PREVHASH: used as a semi-secure source of randomness, and to allow contracts to evaluate Merkle tree proofs of state in the previous block without requiring a highly complex recursive "Ethereum light client in Ethereum" construction.
EXTCODESIZE, EXTCODECOPY: the primary uses here are to allow contracts to check the code of other contracts against a template, or even simulating them, before interacting with them. See http://lesswrong.com/lw/aq9/decision_theories_a_less_wrong_primer/ for applications.
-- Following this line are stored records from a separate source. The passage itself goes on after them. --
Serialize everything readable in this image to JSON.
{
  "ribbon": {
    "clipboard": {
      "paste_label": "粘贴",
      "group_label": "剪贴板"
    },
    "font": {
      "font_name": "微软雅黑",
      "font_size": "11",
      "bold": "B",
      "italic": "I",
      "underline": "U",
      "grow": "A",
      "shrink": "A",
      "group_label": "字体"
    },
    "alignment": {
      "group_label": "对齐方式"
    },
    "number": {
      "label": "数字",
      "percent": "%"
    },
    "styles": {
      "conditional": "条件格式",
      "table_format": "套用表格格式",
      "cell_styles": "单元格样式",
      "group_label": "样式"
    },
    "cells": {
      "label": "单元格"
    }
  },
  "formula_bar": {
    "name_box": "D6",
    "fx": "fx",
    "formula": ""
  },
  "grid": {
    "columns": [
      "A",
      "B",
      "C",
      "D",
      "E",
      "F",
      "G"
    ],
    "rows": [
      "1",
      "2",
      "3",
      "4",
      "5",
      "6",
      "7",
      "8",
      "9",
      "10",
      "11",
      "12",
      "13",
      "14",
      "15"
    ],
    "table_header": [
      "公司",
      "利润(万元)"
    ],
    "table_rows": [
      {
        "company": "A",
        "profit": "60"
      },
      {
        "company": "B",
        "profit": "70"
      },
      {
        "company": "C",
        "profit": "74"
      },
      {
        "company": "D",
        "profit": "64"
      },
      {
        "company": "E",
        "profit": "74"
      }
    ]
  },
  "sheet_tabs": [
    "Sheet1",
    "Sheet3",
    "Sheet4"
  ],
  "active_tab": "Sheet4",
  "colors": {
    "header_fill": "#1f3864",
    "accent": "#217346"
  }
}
JUMPDEST: JIT-compiled virtual machines become much easier to implement when jump destinations are restricted to a few indices (specifically, the computational complexity of a variable-destination jump is roughly O(log(number of valid jump destinations)), although static jumps are always constant-time). Hence, we need (i) a restriction on valid variable jump destinations, and (ii) an incentive to use static over dynamic jumps. To meet both goals, we have the rules that (i) jumps that are immediately preceded by a push can jump anywhere but another jump, and (ii) other jumps can only jump to a JUMPDEST. The restriction against jumping on jumps is needed so that the question of whether a jump is dynamic or static can be determined by simply looking at the previous operation in the code. The lack of a need for JUMPDEST operations for static jumps is the incentive to use them. The prohibition against jumping into push data also speeds up JIT VM compilation and execution.
LOG: LOG is meant to log events, see trie usage section above.
CALLCODE: the purpose of this is to allow contracts to call "functions" in the form of code stored in other contracts, with a separate stack and memory, but using the contract's own storage. This makes it much easier to scalably implement "standard libraries" of code on the blockchain.
SUICIDE: an opcode which allows a contract to quickly delete itself if it is no longer needed. The fact that SUICIDES are processed at the end of transaction execution, and not immediately, is motivated by the fact that having the ability to revert suicides that were already executed would substantially increase the complexity of the cache that would be required in an efficient VM implementation.
PC: although theoretically not necessary, as all instances of the PC opcode can be replaced by simply putting in the actual program counter at that index as a push, using PC in code allows for the creation of position-independent code (ie. compiled functions which can be copy/pasted into other contracts, and do not break if they end up at different indices).